Neue Auflage: Die besten Bergsteigerinnen der Welt

2010 ging der Wettlauf um die erste Frau auf allen Achttausendern in die heiße Phase. Gerlinde Kaltenbrunner, Nives Meroi, Edurne Pasabán und Oh Eun Sun: Vier konkurrierende Gipfelstürmerinnen oder eine mediale Inszenierung? Zweite aktualisierte Auflage 2013

 

Extrembergsteigen ist nach wie vor eine Männerdomäne – doch die Frauen holen auf.
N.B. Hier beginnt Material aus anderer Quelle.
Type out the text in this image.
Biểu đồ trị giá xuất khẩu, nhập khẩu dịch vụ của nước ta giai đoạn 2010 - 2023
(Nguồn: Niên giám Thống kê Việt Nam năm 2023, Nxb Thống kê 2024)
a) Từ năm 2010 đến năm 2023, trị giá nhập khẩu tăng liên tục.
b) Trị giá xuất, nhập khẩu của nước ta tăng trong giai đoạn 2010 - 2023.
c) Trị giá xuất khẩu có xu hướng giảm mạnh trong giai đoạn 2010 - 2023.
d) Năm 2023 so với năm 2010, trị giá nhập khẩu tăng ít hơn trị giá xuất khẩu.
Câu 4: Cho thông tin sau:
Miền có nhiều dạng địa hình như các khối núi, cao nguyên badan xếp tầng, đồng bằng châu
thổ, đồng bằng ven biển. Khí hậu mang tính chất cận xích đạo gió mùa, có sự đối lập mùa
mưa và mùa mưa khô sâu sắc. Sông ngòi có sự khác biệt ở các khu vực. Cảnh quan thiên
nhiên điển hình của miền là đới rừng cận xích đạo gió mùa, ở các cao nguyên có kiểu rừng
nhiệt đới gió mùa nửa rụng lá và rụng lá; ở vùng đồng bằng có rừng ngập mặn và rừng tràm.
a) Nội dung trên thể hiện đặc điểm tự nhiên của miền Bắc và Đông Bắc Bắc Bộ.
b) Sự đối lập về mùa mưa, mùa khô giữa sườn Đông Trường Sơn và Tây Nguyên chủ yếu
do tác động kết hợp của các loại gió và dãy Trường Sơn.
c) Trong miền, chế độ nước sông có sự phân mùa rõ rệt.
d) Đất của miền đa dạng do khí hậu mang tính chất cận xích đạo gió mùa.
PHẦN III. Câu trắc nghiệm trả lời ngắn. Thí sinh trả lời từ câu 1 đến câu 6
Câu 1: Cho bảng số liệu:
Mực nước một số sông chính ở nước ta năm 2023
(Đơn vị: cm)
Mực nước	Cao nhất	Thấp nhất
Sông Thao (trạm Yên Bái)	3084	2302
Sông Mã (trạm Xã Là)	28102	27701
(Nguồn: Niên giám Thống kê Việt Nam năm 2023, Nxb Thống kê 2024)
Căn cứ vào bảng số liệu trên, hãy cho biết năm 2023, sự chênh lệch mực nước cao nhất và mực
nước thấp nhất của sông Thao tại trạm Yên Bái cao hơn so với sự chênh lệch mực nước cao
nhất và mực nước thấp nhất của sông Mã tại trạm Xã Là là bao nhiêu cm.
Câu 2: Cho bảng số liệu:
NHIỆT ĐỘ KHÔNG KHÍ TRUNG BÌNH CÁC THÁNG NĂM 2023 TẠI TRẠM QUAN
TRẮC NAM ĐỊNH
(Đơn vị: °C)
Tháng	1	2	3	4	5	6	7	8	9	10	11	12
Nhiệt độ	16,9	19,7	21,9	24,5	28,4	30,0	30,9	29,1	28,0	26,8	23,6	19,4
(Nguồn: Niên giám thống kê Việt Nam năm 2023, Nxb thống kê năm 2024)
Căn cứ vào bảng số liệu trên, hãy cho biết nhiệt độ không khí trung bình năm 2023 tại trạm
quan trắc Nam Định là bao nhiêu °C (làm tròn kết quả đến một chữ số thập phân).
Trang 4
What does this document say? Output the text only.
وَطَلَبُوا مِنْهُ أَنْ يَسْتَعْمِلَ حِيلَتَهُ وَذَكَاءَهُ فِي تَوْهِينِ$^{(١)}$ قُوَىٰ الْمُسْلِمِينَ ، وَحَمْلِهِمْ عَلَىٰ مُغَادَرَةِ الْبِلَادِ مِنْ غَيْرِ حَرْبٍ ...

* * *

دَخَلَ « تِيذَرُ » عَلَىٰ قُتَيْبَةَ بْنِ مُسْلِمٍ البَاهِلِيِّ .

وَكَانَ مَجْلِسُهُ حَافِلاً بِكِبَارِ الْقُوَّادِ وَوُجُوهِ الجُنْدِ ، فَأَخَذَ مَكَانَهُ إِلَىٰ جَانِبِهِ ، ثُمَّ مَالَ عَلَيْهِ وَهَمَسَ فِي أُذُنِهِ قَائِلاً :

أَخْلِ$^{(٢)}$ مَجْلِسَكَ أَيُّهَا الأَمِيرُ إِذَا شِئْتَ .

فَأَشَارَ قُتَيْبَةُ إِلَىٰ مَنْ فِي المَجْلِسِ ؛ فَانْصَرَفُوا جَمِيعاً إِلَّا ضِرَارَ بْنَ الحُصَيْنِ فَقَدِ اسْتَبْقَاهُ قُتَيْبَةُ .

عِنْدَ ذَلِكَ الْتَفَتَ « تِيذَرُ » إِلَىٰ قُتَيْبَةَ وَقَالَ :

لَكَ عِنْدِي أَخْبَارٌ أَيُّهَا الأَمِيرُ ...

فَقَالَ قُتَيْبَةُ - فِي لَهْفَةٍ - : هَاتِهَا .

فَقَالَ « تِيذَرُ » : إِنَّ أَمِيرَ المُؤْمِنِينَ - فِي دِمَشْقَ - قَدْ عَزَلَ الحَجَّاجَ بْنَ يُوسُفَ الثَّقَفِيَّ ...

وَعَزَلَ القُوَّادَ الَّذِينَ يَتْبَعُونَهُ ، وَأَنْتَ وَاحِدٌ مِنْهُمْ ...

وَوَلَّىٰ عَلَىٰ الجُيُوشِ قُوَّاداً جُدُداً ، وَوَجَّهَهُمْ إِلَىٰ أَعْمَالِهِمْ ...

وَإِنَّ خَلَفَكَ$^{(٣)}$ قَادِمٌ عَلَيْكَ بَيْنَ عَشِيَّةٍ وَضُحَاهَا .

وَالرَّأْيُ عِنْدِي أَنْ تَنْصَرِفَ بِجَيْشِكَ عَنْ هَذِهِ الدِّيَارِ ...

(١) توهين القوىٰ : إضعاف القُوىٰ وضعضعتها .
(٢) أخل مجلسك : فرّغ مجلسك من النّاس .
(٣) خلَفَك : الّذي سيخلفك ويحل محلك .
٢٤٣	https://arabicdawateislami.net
Um als Profi leben zu können, brauchen Sportlerinnen und Sportler lukrative Sponsorenverträge, die man leichter bekommt, wenn man sich gut vermarktbare Ziele setzt und beeindruckende Bilder liefert.

Das hat sich auch wieder gezeigt beim Hype um die erste Frau auf allen Achtausendern: Die Medien und Sponsoren konzentrierten sich vor allem auf jene Bergsteigerinnen, die sich dieses Ziel gesetzt haben. Die Alpinistinnen betonen, keinen Wettkampf zu wollen, spielen aber mit bei der Inszenierung. Verstellt wird dabei der genauere Blick auf die Herangehensweise jeder einzelnen Alpinistin und auf andere Leistungen im Alpinismus.  

 

Eva Maria Bachinger, selbst passionierte Bergsteigerin, ist zu Gerlinde Kaltenbrunner in den Schwarzwald und zu Nives Meroi in Travisio sowie Edurne Pasaban in Barcelona gereist – sie führte auch eines der sehr raren Interviews mit Oh Eun Sun in Seoul.


Doch nicht nur sie kommen zu Wort, sondern auch viele andere Bergsteigerinnen, die kaum medial bekannt sind, weil sie eben nicht die Gipfel der populären Achttausender anpeilen. Der Fokus wird auch auf jene Frauen gerichtet, die Pionierinnen im Alpinismus waren.